Es gibt berühmte Menschen, deren Werke noch bekannter sind als sie selbst. Mario Testino ist so jemand. Umso spannen- der, den Topfotografen am Set zu erleben und zu sehen, wieviel Mario Testino in seinen Aufnahmen steckt. Beim Shooting für die Spirituosenmarke Cîroc erlebten wir ihn, sein Team und die jungen Celebrities bei der Arbeit.
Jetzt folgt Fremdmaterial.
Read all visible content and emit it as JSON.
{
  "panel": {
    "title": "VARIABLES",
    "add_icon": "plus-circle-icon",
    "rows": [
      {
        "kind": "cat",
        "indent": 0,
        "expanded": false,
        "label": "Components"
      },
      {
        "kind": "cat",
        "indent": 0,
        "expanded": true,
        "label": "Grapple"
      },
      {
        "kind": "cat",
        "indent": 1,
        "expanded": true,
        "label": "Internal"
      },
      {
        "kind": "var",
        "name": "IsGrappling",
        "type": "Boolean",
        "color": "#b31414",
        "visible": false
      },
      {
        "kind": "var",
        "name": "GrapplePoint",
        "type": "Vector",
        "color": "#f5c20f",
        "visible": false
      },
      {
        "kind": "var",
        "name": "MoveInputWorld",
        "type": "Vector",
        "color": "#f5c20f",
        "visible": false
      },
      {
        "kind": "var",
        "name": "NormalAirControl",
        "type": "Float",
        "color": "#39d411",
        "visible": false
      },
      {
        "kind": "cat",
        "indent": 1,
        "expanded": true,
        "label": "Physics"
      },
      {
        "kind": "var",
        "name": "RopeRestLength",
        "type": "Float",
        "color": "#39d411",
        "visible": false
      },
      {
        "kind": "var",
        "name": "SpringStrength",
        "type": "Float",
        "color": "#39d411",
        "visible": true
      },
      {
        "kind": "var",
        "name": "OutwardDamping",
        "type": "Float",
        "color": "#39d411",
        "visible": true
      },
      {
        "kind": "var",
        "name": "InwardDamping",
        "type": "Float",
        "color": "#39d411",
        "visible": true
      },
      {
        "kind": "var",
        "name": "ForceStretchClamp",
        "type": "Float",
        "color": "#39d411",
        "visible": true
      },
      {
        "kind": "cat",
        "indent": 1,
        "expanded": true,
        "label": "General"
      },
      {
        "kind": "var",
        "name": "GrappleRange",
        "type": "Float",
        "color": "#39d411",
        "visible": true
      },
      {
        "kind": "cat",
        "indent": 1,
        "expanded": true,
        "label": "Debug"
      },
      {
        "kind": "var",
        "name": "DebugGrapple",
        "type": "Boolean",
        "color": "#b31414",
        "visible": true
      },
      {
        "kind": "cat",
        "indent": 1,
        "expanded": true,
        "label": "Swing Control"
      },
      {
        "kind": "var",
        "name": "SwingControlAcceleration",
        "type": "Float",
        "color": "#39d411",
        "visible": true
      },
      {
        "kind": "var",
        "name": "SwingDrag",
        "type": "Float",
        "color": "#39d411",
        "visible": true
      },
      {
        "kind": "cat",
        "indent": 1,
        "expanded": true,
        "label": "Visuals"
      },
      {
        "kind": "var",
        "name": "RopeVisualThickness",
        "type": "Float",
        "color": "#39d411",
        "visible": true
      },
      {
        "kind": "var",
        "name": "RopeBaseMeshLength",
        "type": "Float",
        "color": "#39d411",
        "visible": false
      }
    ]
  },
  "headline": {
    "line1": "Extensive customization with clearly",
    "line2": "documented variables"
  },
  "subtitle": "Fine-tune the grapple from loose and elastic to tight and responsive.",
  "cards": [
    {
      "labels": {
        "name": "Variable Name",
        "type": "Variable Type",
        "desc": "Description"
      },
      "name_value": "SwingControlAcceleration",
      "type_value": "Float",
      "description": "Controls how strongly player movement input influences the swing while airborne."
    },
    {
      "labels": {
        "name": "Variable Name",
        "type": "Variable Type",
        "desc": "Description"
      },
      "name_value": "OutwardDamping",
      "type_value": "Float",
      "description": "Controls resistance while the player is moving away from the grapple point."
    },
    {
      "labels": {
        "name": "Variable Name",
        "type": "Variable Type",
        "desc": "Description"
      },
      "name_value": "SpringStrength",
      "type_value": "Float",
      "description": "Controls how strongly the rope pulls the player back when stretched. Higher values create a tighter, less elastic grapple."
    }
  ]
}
Er ist definitiv eine Persönlichkeit, die nicht nur viel zu zeigen, sondern auch viel zu sagen hat.

Herr Testino, sind Sie der King am Set?

Naja, ich treffe schon die Entscheidungen und in diesem speziellen Fall mit Cîroc, bin ich auch der Creative Director. Aber ich habe kein großes Bedürfnis nach Macht, ich habe nur ein großes Bedürfnis, erfolgreich zu sein. Ich möchte, dass es funktioniert. Es ist nicht die Aufgabe eines Modefotografen ein Bild zu produzieren, das an der Wand hängt, sondern ein Foto zu kreieren, das Begehren in den Betrachtern weckt, zu kaufen und zu konsumieren. Sonst wäre ich ein Kunstfotograf.

Was ist an der aktuellen Location, hier in Sölden, besonders?

Wir haben diesen Ort ausgesucht, weil er einer der höchsten ist, den wir finden konnten, mit ausreichend Platz und einer unglaublichen Aussicht. Mir gefällt der Mix aus modern und Natur.

Wie sehr hat Sie das James Bond Setting inspiriert?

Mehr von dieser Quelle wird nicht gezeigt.